Being Jewish and going Green

Kermit the Frog once sighed in song that it isn’t easy being Green. I’ve sighed (though to my friends’ and family’s relief, not in song) that it isn’t always easy being Jewish.

In both cases, however, the moral, ethical and practical payoff is well worth the investment. Those who live their lives as Green Jews change the world, one tree and one mitzvah at a time.

I have long believed that as Jews, our commitment to Greenness is wholly sympatico with our Jewishness and should be embraced and actively practiced. This I’ve done personally, as a past president of Missouri Coalition for the Environment and the former local director of the national conservation group, The Trust for Public Land.

Today, the Jewish Light honors this nexus, particularly with respect to Green energy and environmental practices sprouting up all around us. You’ll read in the pages of this special section about the whys and hows of the Green Jewish movement:

* Why tikkun olam and environmentalism go hand in hand.
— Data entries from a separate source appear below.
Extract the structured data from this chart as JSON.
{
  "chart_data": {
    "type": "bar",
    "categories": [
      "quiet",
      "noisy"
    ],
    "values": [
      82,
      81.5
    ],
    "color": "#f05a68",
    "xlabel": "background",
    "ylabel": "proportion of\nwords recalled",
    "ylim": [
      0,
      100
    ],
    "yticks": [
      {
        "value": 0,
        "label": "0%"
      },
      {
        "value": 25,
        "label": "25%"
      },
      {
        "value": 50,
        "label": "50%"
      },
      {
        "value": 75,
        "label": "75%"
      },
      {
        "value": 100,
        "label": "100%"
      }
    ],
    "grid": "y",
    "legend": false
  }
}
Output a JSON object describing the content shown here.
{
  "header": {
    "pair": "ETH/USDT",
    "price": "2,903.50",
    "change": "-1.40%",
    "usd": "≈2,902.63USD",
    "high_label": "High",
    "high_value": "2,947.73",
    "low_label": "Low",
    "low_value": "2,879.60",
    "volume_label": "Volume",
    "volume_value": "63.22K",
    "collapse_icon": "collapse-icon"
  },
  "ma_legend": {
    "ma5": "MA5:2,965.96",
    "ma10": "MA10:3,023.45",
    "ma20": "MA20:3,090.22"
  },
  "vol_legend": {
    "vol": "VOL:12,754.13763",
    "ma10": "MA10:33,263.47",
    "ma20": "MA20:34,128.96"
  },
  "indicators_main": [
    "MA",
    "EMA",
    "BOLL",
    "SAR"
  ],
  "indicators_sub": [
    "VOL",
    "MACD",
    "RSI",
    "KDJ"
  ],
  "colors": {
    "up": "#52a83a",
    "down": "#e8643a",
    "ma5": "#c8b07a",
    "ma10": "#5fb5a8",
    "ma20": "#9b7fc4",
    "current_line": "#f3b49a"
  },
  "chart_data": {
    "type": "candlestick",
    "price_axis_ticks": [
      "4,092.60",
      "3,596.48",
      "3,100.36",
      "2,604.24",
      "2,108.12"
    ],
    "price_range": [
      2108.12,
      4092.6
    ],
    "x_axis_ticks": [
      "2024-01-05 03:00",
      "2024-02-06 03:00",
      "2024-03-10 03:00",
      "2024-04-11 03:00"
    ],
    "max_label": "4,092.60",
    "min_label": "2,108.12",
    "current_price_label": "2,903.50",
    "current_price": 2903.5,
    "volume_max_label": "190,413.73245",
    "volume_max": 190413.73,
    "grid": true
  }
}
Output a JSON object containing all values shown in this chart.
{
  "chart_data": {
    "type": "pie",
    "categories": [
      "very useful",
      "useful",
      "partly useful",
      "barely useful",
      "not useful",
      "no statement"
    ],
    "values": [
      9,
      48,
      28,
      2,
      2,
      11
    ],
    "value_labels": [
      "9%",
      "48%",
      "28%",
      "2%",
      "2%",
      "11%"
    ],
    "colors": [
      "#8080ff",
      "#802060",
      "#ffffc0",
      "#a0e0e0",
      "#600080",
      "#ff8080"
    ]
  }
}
* How local synagogues and organizations such as the Jewish Environmental Initiative that have successfully promoted Green building and programmatic efforts.

* How our Jewish state legislators are sponsoring efforts to promote Green practices in Missouri.

We’ve had a lot of help in this endeavor. On the editorial side, we consulted with a variety of local leaders who have been integral to Green success in both our Jewish community and the overall St. Louis region. And our wonderful sponsors, including the Jewish Light’s own Publisher’s Society, have enabled us to bring this section to you.

To ensure that we’re putting our Green where our mouth is, you’ll find this section both in our recycled newsprint edition and on our Web site at

We thank you for your continued support of the Jewish Light and hope you enjoy the section. We know Kermit appreciates it, too.